Can you tell us a bit about your journey into law and legal AI?
My journey into law wasn’t shaped by a grand plan – it was really about following what interested me. I’d always wanted to go to university and study something academic, but I hadn’t done the science A levels that would’ve nudged me towards a more scientific route. I enjoyed economics, but I didn’t see myself going into politics, so law felt like a natural fit as a subject with academic depth and a potential profession that I would enjoy at the end of it. I loved digging into ideas and the academic world, and law seemed like a fascinating space to explore.
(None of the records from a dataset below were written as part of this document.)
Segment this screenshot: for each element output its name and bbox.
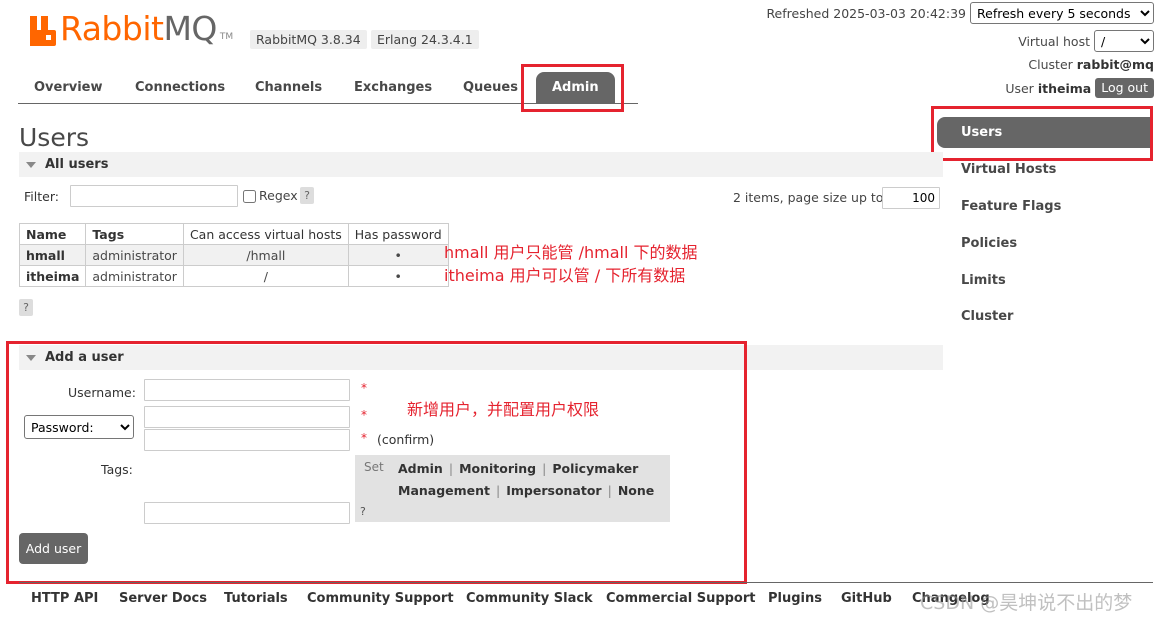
annotation-hmall: hmall 用户只能管 /hmall 下的数据 [444,243,698,262]
table-header-row: Name Tags Can access virtual hosts Has p… [18,223,449,245]
tab-connections[interactable]: Connections [135,80,225,95]
all-users-title: All users [45,157,109,172]
filter-label: Filter: [24,189,59,204]
csdn-watermark: CSDN @昊坤说不出的梦 [920,592,1133,614]
user-tags: administrator [85,265,184,287]
cluster-info: Cluster rabbit@mq [1028,57,1154,72]
table-help-icon[interactable]: ? [19,299,33,316]
virtual-host-label: Virtual host [1018,34,1090,49]
logo-mq-text: MQ [163,9,217,48]
user-info: User itheima Log out [1005,78,1154,98]
refreshed-timestamp: Refreshed 2025-03-03 20:42:39 [766,6,966,21]
logo-rabbit-text: Rabbit [60,9,164,48]
user-vhosts: /hmall [182,244,349,266]
tab-channels[interactable]: Channels [255,80,322,95]
rabbit-logo-icon [30,16,56,46]
logout-button[interactable]: Log out [1095,78,1154,98]
collapse-triangle-icon [26,161,36,168]
footer-link-tutorials[interactable]: Tutorials [224,591,288,606]
footer-link-plugins[interactable]: Plugins [768,591,822,606]
highlight-add-user-section [6,341,747,584]
tab-exchanges[interactable]: Exchanges [354,80,432,95]
user-tags: administrator [85,244,184,266]
footer-link-server-docs[interactable]: Server Docs [119,591,207,606]
cluster-label: Cluster [1028,57,1073,72]
footer-link-commercial-support[interactable]: Commercial Support [606,591,756,606]
header-name: Name [18,223,87,245]
regex-label: Regex [259,188,298,203]
refresh-interval-select[interactable]: Refresh every 5 seconds [970,2,1154,24]
page-size-input[interactable] [882,187,940,209]
annotation-itheima: itheima 用户可以管 / 下所有数据 [444,266,686,285]
user-name-link[interactable]: itheima [18,265,87,287]
user-has-password: • [347,244,449,266]
footer-divider [19,582,1153,583]
nav-policies[interactable]: Policies [961,236,1017,251]
tab-queues[interactable]: Queues [463,80,518,95]
nav-limits[interactable]: Limits [961,273,1006,288]
all-users-section-header[interactable]: All users [19,152,943,177]
footer-link-github[interactable]: GitHub [841,591,892,606]
nav-feature-flags[interactable]: Feature Flags [961,199,1061,214]
nav-virtual-hosts[interactable]: Virtual Hosts [961,162,1056,177]
highlight-users-nav [931,106,1153,161]
erlang-version-badge: Erlang 24.3.4.1 [371,30,479,49]
regex-checkbox[interactable] [243,190,256,203]
highlight-admin-tab [521,64,624,112]
user-label: User [1005,80,1034,96]
footer-link-community-slack[interactable]: Community Slack [466,591,593,606]
header-tags: Tags [85,223,184,245]
page-title: Users [19,123,90,152]
users-table: Name Tags Can access virtual hosts Has p… [18,223,449,287]
current-user-name: itheima [1037,80,1092,96]
regex-help-icon[interactable]: ? [300,187,314,204]
user-name-link[interactable]: hmall [18,244,87,266]
virtual-host-select[interactable]: / [1094,30,1154,52]
tab-overview[interactable]: Overview [34,80,103,95]
footer-link-http-api[interactable]: HTTP API [31,591,98,606]
user-has-password: • [347,265,449,287]
trademark: TM [219,32,234,42]
table-row[interactable]: hmall administrator /hmall • [18,244,449,266]
table-row[interactable]: itheima administrator / • [18,265,449,287]
rabbitmq-version-badge: RabbitMQ 3.8.34 [250,30,367,49]
header-vhosts: Can access virtual hosts [182,223,349,245]
user-vhosts: / [182,265,349,287]
filter-input[interactable] [70,185,238,207]
pagination-text: 2 items, page size up to [733,190,884,205]
rabbitmq-logo: RabbitMQ TM [30,12,233,46]
cluster-name: rabbit@mq [1076,57,1154,72]
footer-link-community-support[interactable]: Community Support [307,591,454,606]
header-has-password: Has password [347,223,449,245]
nav-cluster[interactable]: Cluster [961,309,1013,324]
I later began my career as a construction lawyer – an area of law I fell into almost by chance after finding myself in a training seat no one else put their hand up for! I ended up really enjoying the work: I liked the physicality of it (the projects existed in the real world) and that I wasn’t simply moving money around.
A few years on, as my family started to grow, I needed a change and moved away from frontline practice, going to work at Practical Law, an online legal know-how provider. There, I built Practical Law Construction from the ground up, before ending up leading some fantastic technology projects and discovering just how much I enjoyed working at the intersection of law, tech, and content. After several years there, I decided to make the move to a legal tech start up looking at legal AI and machine-learning tools to help in-house lawyers handle repeat, pattern-based work - long before ChatGPT existed!